CityOpinion

The Burlap Sack: GMO Apples

Advertisers love creating beauty standards that can’t possibly be attained. “Maybe she’s born with it” means: “she’s not and neither are you.” “Maybe it’s Maybelline” means: “definitely — and four hours of photo editing.”

We’re not all six-foot-tall statuesque incarnations of Helen of Troy. Some of us have linebacker shoulders. Some of us have never quite perfected the Victoria’s Secret model beach waves. Some of us forget to shower occasionally. It happens. Don’t throw us out with your sandwich crusts and half-eaten brown apples. What makes you think we’re less than delicious?

If linebacker shoulders are the sandwich crusts of the world, and the uneven kinks in my hair are the half-eaten brown apples, then maybe we’ve pushed expectations of beauty beyond magazine covers. It’s possible we’ve projected our desire for perfection into grocery aisles and Safeway flyers. Are apples that brown naturally no longer food? Do they no longer satisfy our healthy cravings? Or are they victims in an advertising blitzkrieg designed to render the “average” apples obsolete, and so perpetuate the “pretty genes?”

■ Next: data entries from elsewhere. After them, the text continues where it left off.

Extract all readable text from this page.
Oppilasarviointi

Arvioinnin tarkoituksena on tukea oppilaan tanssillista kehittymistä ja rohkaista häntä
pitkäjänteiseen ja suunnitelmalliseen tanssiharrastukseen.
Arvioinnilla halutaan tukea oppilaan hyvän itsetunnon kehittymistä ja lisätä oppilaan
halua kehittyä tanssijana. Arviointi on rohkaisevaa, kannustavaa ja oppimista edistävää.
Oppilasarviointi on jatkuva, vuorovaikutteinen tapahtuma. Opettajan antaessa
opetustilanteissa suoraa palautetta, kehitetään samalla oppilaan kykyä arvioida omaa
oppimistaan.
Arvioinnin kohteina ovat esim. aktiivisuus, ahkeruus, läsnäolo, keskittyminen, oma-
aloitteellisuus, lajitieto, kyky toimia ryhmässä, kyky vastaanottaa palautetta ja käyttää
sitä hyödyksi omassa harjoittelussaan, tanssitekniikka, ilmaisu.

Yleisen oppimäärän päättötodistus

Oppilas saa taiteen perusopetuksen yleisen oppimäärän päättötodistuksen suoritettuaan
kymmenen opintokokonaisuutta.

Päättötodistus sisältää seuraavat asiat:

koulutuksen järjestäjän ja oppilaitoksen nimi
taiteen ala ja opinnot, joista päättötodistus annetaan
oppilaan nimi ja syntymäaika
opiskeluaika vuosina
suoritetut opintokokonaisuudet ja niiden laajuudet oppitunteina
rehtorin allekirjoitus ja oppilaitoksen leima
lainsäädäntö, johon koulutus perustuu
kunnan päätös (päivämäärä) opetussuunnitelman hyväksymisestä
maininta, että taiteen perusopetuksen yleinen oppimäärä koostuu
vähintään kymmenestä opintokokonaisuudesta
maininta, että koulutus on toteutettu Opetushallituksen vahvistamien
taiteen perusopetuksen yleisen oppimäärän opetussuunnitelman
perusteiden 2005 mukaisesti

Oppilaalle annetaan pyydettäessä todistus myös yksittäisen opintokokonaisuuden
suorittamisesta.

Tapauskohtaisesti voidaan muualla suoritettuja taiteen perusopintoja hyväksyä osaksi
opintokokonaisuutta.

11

Even though 69 per cent of Canadians are perfectly happy with their apple selection, these foxy little Arctic-brand bitches will probably roll out into grocery stores in 2017. How do you think the other apples will react when no one wants them anymore because, apparently, natural is old news? How will the freckled Ambrosias and misshapen Galas take to the usurping tramp Arctic? I’ll tell you how: they will fucking riot. Produce aisles will flow with Arctic applesauce — still white, and forever fresh, reeking with the sweet scent of retribution.

Don’t tell me how I like my apples. I like them just the way their mamas made them.